To see six more paper doll dresses designed by readers plus the one Eloisa made, and to access the download template so you can make your own, please explore Eloisa’s Design-a-Duchess Paper Dolls Book Extra.
- Isidore wanders into the garden, where a blackthorn tree “was scattering seeds everywhere, like a child feeding birds in a dizzying circle.” Philip wrote me from England with the following observation: “Blackthorn may be a tree with seeds in North America, but in the U.K. it is a bush, commonly found in hedgerows. It does have seeds, but they are in the centre of small blue/purple plum-like fruit that tend to stay on the bush into winter. The fruit are bitter and known as Sloes.” Ouch! I still like my metaphor, though.

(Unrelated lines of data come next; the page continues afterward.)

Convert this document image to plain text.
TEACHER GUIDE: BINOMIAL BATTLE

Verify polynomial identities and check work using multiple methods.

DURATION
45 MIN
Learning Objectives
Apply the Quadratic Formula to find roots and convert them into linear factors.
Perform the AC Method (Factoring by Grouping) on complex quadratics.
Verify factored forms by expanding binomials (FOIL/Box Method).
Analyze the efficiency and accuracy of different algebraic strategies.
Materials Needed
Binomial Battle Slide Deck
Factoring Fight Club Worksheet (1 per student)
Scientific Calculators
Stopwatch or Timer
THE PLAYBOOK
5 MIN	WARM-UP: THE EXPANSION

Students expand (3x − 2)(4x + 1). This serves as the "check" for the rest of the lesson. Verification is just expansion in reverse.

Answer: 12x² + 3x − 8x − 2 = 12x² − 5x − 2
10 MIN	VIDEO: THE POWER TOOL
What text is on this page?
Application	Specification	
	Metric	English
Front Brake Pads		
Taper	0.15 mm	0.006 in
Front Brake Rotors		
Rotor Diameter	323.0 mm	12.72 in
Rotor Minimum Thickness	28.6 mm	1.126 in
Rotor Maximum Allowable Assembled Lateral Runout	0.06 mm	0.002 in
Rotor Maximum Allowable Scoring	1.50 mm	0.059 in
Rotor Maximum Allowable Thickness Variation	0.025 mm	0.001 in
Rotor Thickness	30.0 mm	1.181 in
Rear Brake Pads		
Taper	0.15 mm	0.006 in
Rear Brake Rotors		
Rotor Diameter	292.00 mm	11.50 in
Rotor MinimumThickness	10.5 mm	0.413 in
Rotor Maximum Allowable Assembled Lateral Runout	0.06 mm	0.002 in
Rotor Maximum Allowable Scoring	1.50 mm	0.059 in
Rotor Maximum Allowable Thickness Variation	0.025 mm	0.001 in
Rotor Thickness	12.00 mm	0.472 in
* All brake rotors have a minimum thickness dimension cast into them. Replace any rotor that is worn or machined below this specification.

- Ann pointed out that in chapter 37, Villiers declares himself the 2nd cousin twice removed to the Marquise de Perthuis. He also states that they were “thrown [played] together as children”. The term “twice removed” when referring to cousins means that they are two generations apart. So it’s unlikely (though not impossible, the way generations migrate apart) that they were children together.
- Time is always a problem for me. And not only in the way of T.S. Eliot’s Prufrock either (“I shall grow old…I shall grow old…I shall wear the bottoms of my trousers rolled”) but because I lose track of my own characters, and their particular timelines. There are a couple of errors in When the Duke Returns. Kit pointed out that on page 137 in An Affair Before Christmas Jemma tells Poppy Elijah and his mistress had been together for three years at the time Elijah married Jemma. But then on page 106 in When the Duke Returns, Elijah says that he ended his relationship with Sarah when Jemma found them together – and that the relationship had been six years in the making. Sigh.
- And there are, alas, a few small typos. Girlie Grace pointed out that on page 227, Elijah says “I’m been” rather than “I’ve been.” Cayks discovered that on page 220, Isobel says that since she’ll be looking for a spouse she won’t “have to time to” (an extra “to”), and FanLit found Simeon being extra-gymnastic on page 204, when he put his hands on Isobel’s bottom and managed to “pull him against her.” There’s a glaring repetition on page 307, when Jemma says “Not to strange, after all. After all, we are all…” That’s so like me. I say “after all” far too often, and obviously I gifted Jemma with the same terrible trait.
- Deb noted that on the bottom of page 227, Elijah stops making sense (not normal for him!), when he says, “I’m been.” It should be “I’ve been,” of course.
- Candice realized from a sneak peek before the book was even out that on page 350 Isidore tells the tedious Turquoise Coated man that she must retire to the “lady’s salon.” Of course, she should make her way to the “ladies’ salon,” which is, in fact, where she finds herself on page 352.
- Annelies found another mistake in the same sneak peek (yes, I am rethinking the advisability of excerpts!): On page 348, Isidore points out that a swim would be disastrous: “If I fell overboard, I would sink like a stone. These stones are quite small but put together, they’re quite heavy.” Jemma very sensibly suggests that she “sit in a throne to receive the admiring hoards.” Well, as Annelies pointed out, those hordes of suitors aren’t “hoards” unless Isidore is storing them in the folds of her dress – which means she really would sink!